Il riffone prepotente di Rollercoaster ci riporta di nuovo alla giostra, dove da una ruota panoramica la visione notturna delle luci della città non è mai stata così bella, accompagnata dalla splendida voce di Amber Webber. Frammenti di anni ’70 lungo il nostro cammino con improvvisi arresti sabbathiani che deliziano il palato. Se avete bisogno di un po’ di punk ci si scatena improvvisamente con la velocità di Let Spirits Ride. Ma solo come potrebbero farlo i canadesi di Vancouver: una vertiginosa esecuzione che termina in un crescendo di synth a battito accellerato. Buried by the blues dimostra che il tema ricorrente in questo nuovo lavoro dei Black Mountain è l’emergere di una considerevole propensione verso un territorio in cui forgiare una psichedelia a tinte forti. Dalle vette delle montagne nere scorre docilmente un fiume che nella valle di Shangri-La trova finalmente la pace: l’immaginario a volte può divenire reale. L’impressione di ascoltare uno dei dischi migliori del 2010 viene confermata da The Way to Gone ed io avrei anche finito le parole per descrivere la compiuta bellezza di un gruppo ormai giunto alla maturazione definitiva. La coscienza di una nuova dimensione musicale. Poi arriva Wilderness Heart e la caccia diventa grossa: Amber Webber cerca di ingentilire il pezzo con decisione, ma le chitarre deviano su un percorso troppo feroce. Lo scontro arresta improvvisamente il disco: la soluzione suggerisce anche accenni di progressive. Altra roba in un lavoro che sembra contenere davvero di tutto. Come The Space of Your Mind, nel quale accedere grazie agli occhi blu dai quali vorresti essere ipnotizzato. Sadie scendi giù, è il momento di tornare a casa.

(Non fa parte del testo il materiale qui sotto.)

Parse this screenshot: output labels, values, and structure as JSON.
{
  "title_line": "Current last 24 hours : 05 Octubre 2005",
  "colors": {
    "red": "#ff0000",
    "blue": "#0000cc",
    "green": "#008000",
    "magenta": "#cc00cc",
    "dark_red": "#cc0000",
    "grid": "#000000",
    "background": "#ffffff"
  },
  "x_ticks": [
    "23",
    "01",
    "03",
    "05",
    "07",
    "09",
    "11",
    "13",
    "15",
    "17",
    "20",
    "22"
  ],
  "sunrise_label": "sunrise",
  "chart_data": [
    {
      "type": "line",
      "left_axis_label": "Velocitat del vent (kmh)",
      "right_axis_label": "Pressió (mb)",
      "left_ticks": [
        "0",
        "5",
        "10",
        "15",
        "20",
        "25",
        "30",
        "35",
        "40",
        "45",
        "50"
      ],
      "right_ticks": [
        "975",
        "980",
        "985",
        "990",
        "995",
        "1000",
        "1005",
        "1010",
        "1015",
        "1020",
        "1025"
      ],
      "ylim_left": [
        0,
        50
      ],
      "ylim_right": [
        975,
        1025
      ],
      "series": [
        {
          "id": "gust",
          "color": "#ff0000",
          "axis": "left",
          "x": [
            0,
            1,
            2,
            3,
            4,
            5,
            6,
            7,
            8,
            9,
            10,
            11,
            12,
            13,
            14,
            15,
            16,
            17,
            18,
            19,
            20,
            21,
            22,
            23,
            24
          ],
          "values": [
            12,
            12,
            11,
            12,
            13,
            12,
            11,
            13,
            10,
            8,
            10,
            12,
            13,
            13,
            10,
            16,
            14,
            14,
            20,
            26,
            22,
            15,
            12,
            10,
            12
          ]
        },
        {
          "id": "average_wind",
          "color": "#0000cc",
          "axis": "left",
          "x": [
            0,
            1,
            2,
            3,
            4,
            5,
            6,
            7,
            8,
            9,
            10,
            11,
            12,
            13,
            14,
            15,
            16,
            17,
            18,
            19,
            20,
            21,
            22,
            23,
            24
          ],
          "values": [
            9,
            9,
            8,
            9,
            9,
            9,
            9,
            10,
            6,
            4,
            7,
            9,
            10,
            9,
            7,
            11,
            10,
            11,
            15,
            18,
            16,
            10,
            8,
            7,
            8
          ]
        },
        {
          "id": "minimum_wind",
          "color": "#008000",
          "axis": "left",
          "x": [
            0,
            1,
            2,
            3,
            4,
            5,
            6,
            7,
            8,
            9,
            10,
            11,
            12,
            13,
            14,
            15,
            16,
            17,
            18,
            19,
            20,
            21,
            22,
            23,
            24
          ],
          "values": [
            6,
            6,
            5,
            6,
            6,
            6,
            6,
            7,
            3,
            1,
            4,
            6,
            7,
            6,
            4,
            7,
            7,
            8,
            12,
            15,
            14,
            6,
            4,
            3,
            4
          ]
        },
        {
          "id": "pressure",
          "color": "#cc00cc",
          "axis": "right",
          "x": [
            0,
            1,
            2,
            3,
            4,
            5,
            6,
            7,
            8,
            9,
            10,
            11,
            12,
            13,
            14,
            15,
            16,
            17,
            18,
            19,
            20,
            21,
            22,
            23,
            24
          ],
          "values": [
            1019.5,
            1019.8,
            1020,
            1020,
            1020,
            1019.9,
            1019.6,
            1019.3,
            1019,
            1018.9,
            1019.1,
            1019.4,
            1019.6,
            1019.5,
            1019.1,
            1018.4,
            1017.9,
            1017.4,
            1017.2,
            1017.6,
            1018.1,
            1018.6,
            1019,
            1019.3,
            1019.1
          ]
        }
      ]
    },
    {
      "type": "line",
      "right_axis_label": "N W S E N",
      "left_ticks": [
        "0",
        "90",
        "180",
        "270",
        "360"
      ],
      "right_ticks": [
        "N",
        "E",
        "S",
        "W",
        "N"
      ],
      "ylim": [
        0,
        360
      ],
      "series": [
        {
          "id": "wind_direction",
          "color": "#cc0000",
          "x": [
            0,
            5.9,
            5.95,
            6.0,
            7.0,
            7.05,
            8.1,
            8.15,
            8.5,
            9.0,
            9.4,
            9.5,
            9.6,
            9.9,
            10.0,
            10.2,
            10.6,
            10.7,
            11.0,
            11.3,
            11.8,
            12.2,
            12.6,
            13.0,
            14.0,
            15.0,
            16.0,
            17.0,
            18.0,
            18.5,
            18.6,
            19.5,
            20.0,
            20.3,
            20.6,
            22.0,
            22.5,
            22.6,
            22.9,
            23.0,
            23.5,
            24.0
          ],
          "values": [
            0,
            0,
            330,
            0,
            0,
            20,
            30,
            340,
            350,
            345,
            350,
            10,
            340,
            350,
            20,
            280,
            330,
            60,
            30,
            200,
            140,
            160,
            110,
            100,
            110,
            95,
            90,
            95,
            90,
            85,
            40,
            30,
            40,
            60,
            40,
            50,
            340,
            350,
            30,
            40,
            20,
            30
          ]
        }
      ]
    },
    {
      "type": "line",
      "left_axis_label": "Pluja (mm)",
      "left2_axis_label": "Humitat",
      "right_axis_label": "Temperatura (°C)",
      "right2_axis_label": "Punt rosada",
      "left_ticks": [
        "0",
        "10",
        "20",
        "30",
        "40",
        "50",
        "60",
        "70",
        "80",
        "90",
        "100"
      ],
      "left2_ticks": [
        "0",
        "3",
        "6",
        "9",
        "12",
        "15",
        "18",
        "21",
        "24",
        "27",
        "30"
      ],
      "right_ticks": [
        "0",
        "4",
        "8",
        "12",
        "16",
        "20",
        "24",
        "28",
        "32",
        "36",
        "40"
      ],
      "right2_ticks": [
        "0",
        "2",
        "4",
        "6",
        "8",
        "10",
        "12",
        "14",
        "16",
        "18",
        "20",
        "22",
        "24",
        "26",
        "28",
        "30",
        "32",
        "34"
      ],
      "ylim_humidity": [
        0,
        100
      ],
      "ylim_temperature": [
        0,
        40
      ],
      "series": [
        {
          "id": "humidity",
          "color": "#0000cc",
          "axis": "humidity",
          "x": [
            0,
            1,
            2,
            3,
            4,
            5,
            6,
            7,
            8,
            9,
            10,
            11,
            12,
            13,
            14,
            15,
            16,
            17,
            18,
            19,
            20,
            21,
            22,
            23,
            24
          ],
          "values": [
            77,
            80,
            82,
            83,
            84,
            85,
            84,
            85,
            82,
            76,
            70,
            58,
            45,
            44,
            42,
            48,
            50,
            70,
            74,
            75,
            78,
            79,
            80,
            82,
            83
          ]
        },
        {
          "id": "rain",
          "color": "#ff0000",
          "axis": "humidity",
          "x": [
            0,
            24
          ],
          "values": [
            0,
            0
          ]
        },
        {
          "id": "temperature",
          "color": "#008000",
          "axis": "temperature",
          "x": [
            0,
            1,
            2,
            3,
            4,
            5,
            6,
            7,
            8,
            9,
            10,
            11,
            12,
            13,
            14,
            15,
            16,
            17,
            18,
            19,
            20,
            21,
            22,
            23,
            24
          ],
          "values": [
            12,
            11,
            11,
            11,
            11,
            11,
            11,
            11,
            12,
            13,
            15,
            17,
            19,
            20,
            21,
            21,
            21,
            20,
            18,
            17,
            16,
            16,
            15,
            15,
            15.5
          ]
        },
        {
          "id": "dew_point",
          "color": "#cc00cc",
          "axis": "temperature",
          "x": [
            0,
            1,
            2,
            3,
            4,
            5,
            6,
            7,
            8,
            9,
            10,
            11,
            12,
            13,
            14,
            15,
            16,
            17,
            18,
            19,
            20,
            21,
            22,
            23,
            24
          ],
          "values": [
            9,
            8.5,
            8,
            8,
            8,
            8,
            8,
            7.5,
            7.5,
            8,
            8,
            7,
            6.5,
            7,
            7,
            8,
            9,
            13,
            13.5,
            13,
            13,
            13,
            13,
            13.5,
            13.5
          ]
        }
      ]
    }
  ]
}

Non prima di aver acceso il motore di una delle band migliori di questo preciso momento storico.
Il lato selvaggio dei Black Mountains si dimostra essere nient’altro che la bellezza insita nella natura delle cose. McBean & soci non hanno bruciato le tappe, ma hanno atteso il giusto momento, la naturale evoluzione per assestare la zampata ferale. O, meglio, il morso finale di uno squalo che continua ad affascinare per la sua potenza e la sua feroce eleganza.